Depending upon whom one asks, it is either: (1) the dirty little secret of American educators; (2) an effective tool for safeguarding the wellbeing of students and ensuring their compliance with both governing law and school policy; or (3) an overblown myth that rarely, if ever, actually occurs. "It" is the establishment and use by teachers and academic administrators of "undercover profiles" on social networking websites like Facebook' or MySpace,2 pursuant to which the educator poses as a peer of the educator's teenage or college age students. When the educator's fictitious persona is "friended," or otherwise added, by a given student to that student's network of online insiders, the educator has an unadulterated view into the life of the monitored student. Due in large part to the false sense of security that arises from the student's ability to define and limit his circle of digital friends, the student's communications on the social networking website are often unguarded and unfiltered. It is not unusual for statements and pictures posted by a teenage or young adult user to include irrefutable evidence of conduct that violates his school's code of student conduct or, in some cases, constitutes an outright criminal violation. ...
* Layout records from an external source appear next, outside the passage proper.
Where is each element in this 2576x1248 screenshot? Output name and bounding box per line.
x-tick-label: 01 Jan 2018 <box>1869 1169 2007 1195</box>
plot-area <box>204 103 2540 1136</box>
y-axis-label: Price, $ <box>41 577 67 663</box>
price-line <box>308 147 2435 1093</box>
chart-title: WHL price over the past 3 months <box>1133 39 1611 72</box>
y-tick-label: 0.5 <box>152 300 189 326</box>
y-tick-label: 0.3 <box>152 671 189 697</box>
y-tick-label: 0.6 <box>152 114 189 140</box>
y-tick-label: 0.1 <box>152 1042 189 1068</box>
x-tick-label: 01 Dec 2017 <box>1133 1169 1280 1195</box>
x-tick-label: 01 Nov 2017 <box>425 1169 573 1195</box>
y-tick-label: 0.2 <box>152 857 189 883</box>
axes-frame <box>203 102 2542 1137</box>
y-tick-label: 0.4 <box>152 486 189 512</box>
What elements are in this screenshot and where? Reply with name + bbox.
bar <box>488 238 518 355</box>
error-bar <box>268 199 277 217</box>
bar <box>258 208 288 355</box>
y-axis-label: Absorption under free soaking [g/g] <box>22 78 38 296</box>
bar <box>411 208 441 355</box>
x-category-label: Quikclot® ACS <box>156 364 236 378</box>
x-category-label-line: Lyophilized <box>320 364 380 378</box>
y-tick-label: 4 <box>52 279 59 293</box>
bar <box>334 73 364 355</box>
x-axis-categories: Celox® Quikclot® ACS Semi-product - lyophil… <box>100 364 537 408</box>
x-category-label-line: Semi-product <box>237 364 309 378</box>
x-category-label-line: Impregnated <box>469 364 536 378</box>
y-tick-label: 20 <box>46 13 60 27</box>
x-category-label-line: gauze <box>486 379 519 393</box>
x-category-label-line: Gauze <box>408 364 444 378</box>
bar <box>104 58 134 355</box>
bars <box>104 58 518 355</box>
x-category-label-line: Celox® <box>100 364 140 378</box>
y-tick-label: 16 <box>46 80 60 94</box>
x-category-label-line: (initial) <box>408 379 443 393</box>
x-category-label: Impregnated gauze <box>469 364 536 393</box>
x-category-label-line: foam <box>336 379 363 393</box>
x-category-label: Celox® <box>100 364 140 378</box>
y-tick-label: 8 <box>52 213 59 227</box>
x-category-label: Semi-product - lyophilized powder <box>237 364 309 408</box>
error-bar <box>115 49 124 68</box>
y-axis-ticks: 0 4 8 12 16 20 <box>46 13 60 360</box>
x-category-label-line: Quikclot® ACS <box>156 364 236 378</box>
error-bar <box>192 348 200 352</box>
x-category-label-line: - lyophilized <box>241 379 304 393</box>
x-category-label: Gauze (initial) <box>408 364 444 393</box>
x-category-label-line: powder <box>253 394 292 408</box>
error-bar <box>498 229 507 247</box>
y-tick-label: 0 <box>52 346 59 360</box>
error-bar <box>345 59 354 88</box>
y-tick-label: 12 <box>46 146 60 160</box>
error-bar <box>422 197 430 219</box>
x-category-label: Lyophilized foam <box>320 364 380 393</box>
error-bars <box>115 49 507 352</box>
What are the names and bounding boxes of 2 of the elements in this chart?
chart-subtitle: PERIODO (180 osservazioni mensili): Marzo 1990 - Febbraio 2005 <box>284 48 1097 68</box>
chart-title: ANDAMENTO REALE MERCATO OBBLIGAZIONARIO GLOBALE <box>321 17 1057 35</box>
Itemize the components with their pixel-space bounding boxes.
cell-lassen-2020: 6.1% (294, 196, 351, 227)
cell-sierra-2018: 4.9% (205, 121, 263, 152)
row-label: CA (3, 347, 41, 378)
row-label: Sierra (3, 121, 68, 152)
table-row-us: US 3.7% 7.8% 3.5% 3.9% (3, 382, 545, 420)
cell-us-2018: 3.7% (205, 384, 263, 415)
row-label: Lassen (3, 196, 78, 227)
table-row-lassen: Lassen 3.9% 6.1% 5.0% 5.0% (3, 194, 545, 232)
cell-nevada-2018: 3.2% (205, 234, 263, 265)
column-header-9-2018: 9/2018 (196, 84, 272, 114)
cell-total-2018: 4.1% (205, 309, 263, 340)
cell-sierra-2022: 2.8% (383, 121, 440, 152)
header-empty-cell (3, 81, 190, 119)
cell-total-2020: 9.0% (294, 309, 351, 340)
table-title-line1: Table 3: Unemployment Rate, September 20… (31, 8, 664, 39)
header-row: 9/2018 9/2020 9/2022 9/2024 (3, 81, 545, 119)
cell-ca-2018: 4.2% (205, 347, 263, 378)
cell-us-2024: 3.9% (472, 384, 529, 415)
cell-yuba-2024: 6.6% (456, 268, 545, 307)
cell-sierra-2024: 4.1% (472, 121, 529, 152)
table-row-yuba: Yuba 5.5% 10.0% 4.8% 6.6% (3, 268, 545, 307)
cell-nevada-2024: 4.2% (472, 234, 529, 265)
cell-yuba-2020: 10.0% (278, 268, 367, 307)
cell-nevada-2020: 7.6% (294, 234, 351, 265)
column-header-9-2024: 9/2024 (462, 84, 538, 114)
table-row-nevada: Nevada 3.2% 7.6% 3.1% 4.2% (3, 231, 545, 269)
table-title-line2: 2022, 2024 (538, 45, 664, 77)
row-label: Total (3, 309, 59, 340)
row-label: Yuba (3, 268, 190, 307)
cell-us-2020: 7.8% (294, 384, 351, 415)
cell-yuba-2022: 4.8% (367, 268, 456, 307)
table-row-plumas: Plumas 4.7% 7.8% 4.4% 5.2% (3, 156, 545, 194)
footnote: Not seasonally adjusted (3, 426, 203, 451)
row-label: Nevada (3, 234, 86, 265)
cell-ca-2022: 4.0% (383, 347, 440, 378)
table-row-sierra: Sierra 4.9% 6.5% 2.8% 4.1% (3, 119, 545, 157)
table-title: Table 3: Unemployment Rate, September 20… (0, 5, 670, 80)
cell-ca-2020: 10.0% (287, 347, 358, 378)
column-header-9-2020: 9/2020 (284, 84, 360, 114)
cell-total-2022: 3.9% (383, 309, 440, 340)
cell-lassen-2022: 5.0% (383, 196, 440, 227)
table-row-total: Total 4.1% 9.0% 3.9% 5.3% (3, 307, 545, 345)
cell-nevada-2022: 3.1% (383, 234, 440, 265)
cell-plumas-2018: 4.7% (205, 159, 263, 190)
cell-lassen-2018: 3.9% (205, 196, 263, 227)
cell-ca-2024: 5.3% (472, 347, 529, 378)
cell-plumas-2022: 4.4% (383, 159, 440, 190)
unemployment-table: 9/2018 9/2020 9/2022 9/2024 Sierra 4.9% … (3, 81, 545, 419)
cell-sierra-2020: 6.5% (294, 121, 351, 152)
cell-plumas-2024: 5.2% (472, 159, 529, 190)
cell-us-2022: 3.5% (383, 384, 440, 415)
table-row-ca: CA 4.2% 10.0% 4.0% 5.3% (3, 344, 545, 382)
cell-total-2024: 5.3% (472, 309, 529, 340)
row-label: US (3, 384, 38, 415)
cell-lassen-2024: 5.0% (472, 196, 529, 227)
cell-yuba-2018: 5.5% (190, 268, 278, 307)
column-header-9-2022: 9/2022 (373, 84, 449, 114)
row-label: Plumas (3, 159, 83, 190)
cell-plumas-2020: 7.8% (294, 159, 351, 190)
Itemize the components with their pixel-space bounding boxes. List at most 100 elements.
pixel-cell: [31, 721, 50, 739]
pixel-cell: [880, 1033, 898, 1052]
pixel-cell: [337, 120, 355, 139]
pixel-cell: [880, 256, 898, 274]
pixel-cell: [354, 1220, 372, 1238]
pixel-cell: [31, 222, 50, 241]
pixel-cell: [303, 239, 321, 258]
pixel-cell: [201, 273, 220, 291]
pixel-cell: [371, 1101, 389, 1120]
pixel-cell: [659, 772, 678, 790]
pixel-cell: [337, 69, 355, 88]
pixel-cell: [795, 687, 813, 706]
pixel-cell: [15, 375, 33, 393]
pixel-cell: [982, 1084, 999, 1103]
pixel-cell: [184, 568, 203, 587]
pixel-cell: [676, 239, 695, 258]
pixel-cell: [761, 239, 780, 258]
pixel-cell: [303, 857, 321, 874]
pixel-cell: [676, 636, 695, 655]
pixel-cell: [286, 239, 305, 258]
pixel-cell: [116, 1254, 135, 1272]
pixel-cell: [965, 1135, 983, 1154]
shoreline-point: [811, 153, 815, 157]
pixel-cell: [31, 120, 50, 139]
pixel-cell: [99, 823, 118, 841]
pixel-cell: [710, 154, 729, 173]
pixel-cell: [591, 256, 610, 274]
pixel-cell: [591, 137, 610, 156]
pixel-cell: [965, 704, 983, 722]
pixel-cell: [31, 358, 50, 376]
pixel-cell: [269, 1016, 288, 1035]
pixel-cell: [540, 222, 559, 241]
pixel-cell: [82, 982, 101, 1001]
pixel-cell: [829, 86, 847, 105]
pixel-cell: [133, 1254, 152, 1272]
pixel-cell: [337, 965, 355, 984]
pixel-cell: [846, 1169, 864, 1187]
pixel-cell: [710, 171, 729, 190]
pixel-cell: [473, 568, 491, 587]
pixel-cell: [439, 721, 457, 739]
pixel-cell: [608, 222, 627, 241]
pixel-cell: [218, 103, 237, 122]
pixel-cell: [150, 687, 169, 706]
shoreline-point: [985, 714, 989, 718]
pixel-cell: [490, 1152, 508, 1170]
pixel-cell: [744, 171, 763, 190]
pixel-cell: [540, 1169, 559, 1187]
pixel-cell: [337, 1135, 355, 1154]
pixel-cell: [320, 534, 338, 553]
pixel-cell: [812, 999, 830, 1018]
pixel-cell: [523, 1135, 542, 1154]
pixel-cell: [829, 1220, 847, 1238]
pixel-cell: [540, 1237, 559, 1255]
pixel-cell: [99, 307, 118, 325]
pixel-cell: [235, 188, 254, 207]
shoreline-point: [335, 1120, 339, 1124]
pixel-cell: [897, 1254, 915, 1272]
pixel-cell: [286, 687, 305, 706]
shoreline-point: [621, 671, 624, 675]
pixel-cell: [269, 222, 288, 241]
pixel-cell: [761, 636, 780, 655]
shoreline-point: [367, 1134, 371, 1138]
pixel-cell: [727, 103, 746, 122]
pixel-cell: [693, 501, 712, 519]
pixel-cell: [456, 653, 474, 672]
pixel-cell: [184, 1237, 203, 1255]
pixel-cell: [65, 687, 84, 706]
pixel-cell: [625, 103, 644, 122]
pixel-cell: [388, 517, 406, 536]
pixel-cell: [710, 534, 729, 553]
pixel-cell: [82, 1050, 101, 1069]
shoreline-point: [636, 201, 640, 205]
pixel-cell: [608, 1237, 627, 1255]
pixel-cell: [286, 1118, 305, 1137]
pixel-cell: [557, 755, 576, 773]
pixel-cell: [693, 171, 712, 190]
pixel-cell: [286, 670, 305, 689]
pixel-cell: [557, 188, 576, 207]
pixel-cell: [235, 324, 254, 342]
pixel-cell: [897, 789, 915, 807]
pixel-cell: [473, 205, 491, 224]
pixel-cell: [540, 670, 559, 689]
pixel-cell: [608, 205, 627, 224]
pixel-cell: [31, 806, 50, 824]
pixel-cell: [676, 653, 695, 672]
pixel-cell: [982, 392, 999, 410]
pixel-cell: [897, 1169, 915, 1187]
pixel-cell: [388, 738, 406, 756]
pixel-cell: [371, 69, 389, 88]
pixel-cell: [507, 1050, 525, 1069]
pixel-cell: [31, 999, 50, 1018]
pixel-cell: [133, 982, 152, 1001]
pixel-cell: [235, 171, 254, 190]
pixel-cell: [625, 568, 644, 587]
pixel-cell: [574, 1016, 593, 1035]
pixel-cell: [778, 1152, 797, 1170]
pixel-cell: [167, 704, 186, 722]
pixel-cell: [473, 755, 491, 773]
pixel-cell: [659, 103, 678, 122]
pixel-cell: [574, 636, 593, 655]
This Article does not advocate the prosecution of educators who establish and use social networking website accounts in the manner described above, nor does it offer any opinion regarding the propriety or ethics of such investigations. This Article also does not address the constitutionality of any discipline or punishment arising from the students' social networking website comments or postings. Rather, the Author's primary intent-indeed, his sole intent-is that this Article serve as a warning of the worst-case consequences to any educators who, unaware of the grave legal implications, might otherwise continue to use social networking website accounts in the undercover manner described above to monitor or investigate their students. This Article examines the relevant legal theories and surveys the issues and authorities pertinent to the prosecution and defense of any such charges.